A major field of medical science, radiology specializes in diagnosing and treating diseases and injuries using medical imaging techniques, such as x-rays, mammography, computed tomography (CT), magnetic resonance imaging (MRI), and ultrasound.
Radiologists employ diagnostic imaging techniques that let doctors look inside your body for clues about a medical condition. A variety of machines and techniques can create pictures of the structures and activities inside your body. The type of imaging your doctor uses depends on your symptoms and the part of your body being examined.
Here we list out some of the popular diagnostic imaging techniques:
A type of radiation called electromagnetic waves, X-ray imaging creates pictures of the inside of your body. The images show the parts of your body in different shades of black and white. This is because different tissues absorb different amounts of radiation. Calcium in bones absorbs x-rays the most, so bones look white. Fat and other soft tissues absorb less, and look gray. Air absorbs the least, so lungs look black. The most familiar use of x-rays is checking for broken bones, but x-rays are also used in other ways. For example, chest x-rays can spot pneumonia. The amount of radiation you get from an x-ray is small.
It is a specialized medical imaging that uses a low-dose x-ray system to see inside the breasts. A mammography exam, called a mammogram, aids in the early detection and diagnosis of breast diseases in women.
Computed tomography (CT) is a type of imaging. It uses special x-ray equipment to make cross-sectional pictures of your body.
Doctors use CT scans to look for
- Broken bones
- Blood clots
- Signs of heart disease
- Internal bleeding
During a CT scan, you lie still on a table. The table slowly passes through the center of a large X-ray machine. The test is painless. During some tests you receive a contrast dye, which makes parts of your body show up better in the image.
- MRI Scan
Magnetic resonance imaging (MRI) uses a large magnet and radio waves to look at organs and structures inside your body. Healthcare professionals use MRI scans to diagnose a variety of conditions, from torn ligaments to tumors. MRIs are very useful for examining the brain and spinal cord. During the scan, you lie on a table that slides inside a tunnel-shaped machine. Doing the scan can take a long time, and you must stay still. The scan is painless.

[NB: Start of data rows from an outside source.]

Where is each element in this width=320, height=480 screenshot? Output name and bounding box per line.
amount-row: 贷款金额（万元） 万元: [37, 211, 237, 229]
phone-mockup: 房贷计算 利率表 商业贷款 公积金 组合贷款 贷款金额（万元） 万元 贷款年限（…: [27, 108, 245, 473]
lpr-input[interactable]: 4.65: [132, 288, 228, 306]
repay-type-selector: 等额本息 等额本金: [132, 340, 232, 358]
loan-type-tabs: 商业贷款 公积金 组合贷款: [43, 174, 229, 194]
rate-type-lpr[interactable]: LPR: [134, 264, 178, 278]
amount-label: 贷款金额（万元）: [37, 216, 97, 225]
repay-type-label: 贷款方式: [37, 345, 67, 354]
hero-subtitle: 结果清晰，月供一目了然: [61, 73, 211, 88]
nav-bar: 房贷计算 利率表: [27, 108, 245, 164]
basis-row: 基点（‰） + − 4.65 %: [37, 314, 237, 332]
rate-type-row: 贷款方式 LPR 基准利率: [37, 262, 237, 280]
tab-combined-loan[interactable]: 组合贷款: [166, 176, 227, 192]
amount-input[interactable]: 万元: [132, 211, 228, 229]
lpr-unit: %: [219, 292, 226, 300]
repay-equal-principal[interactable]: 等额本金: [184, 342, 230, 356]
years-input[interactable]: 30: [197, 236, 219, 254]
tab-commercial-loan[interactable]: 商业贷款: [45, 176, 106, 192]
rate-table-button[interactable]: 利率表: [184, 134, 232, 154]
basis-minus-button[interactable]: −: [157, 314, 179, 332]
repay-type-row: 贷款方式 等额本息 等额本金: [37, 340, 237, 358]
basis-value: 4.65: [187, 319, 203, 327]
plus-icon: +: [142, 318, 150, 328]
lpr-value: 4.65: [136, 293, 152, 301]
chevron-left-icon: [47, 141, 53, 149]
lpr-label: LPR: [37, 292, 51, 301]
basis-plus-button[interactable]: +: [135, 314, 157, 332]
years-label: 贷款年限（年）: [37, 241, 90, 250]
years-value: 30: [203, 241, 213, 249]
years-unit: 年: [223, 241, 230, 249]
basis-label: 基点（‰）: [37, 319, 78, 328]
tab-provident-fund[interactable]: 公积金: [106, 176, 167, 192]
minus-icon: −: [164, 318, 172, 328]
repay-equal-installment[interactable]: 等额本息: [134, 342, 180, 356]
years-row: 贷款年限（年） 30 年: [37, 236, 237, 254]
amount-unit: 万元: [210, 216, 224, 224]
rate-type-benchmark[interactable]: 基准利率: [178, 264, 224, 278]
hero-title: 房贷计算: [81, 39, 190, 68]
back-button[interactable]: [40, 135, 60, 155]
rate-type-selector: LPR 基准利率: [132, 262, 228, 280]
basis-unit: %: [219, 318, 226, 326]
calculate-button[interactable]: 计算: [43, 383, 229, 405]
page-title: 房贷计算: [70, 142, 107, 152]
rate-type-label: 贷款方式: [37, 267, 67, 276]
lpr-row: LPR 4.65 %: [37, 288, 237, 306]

Before you get a scan, tell your doctor if you
- Are pregnant
- Have pieces of metal in your body. You might have metal in your body if you have a shrapnel or bullet injury or if you are a welder.
- Have metal or electronic devices in your body, such as a cardiac pacemaker or a metal artificial joint
It is a type of imaging technology that uses high-frequency sound waves to look at organs and structures inside the body. Health care professionals use it to view the heart, blood vessels, kidneys, liver, and other organs. During pregnancy, doctors use ultrasound to view the fetus. Unlike x-rays, ultrasound does not expose you to radiation.
During an ultrasound test, you lie on a table. A special technician or doctor moves a device called a transducer over part of your body. The transducer sends out sound waves, which bounce off the tissues inside your body. The transducer also captures the waves that bounce back. The ultrasound machine creates images from the sound waves.